Photo: Gold-Standard-Foundation

Gold Standard unveils financing framework at World Urban Forum

09 April 2014

by Richard Forster

At the World Urban Forum in Medellin, Colombia, The Gold Standard Foundation today released the first-ever financing framework designed to inject the billions of dollars needed to scale-up clean technology and pro-poor development in cities around the globe.

“This framework greatly broadens the potential sources of financing for these critical urban initiatives because the mandatory verification of results by an independent third party, such as The Gold Standard, provides the credibility and assurance that funding agencies need,” said Abhishek Bansal, The Gold Standard’s Cities Programme Manager.

Climate finance has largely failed to reach cities and efforts to reduce greenhouse gas (GHG) emissions that have taken place rarely focus on improving the lives of the people living in those communities, for example, by providing access to basic services like electricity and clean water. These shortfalls have been attributed to a lack of rigorous auditing frameworks and the absence of viable large-scale, long-term financing structures. According to the World Bank, only 4 percent of the largest 500 cities in the developing world are credit worthy in international markets, making it almost impossible to secure the finance needed for transformational change.

The new Gold Standard Sustainable Cities framework goes beyond strictly GHG driven interventions, allowing funding agencies and developers to include activities with significant social benefits independent of their associated GHG emission reductions. For example, providing access to clean water can result in GHG emission reductions and deliver a critical health service to a local community.
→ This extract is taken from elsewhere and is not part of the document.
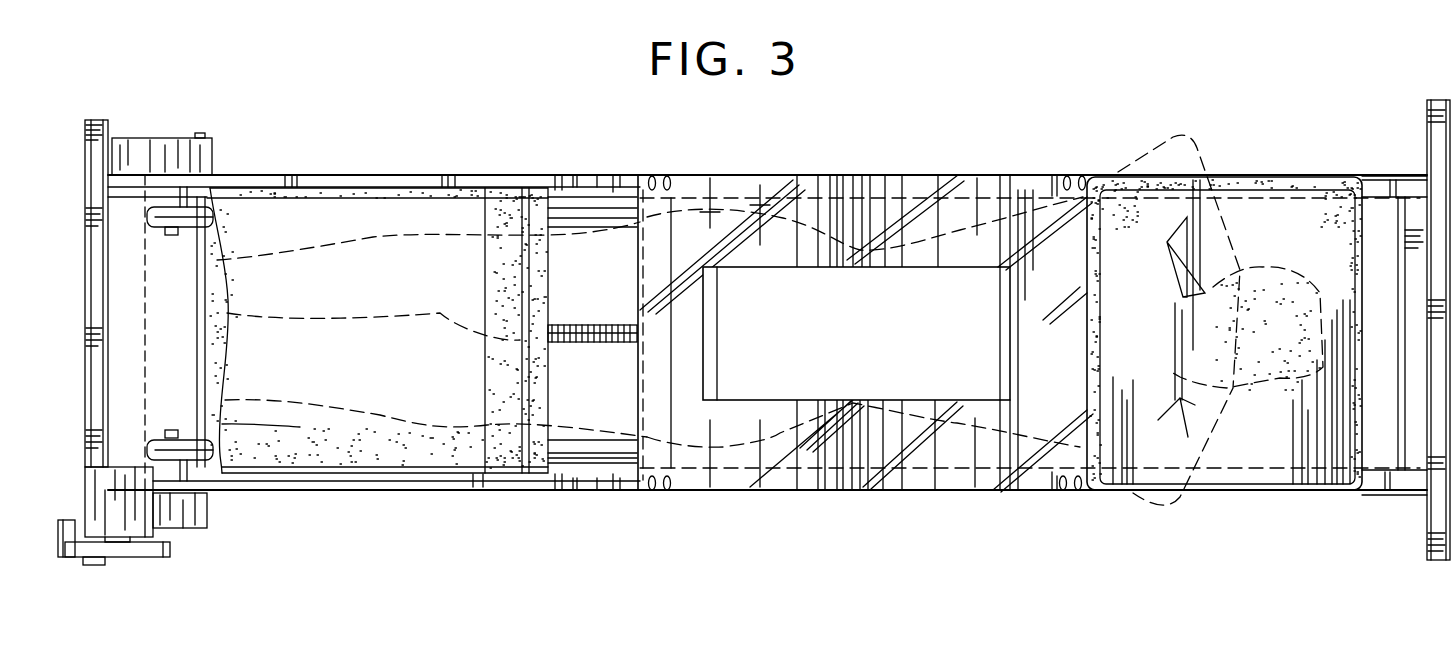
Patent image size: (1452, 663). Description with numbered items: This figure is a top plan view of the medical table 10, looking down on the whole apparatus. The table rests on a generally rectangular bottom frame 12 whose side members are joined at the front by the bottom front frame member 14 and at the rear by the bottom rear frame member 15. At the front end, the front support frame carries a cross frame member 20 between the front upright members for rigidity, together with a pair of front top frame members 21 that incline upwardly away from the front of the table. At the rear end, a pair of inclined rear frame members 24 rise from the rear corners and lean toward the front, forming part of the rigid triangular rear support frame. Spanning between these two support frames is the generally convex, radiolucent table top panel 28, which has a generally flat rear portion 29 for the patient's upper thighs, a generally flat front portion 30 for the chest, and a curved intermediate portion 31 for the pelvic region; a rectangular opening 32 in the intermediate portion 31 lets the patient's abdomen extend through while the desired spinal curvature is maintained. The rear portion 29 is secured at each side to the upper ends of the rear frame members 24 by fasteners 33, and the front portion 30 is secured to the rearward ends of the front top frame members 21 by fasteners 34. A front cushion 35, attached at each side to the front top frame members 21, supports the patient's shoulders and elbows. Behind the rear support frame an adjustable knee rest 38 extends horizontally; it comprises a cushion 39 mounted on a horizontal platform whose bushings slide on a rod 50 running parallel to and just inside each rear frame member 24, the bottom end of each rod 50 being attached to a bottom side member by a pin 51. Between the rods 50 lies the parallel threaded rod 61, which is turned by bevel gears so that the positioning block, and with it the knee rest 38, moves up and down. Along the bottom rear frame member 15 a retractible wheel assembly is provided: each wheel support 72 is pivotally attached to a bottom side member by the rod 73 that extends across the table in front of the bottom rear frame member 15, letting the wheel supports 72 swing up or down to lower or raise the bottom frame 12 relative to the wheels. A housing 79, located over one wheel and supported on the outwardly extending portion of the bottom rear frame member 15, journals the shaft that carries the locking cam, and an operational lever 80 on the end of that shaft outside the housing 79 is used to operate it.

In addition to traditional carbon finance, project developers can now pursue a mix of other alternatives like grants, green bonds, and preferential loans from local and multilateral agencies in addition to other results-based financing schemes, both public and private.

The study that established these innovative new financing frameworks focussed on poor and middle-income urban communities in Delhi, India. The Gold Standard Sustainable Cities Programme will subsequently implement a pilot programme in Delhi and in other suitable locations around the world.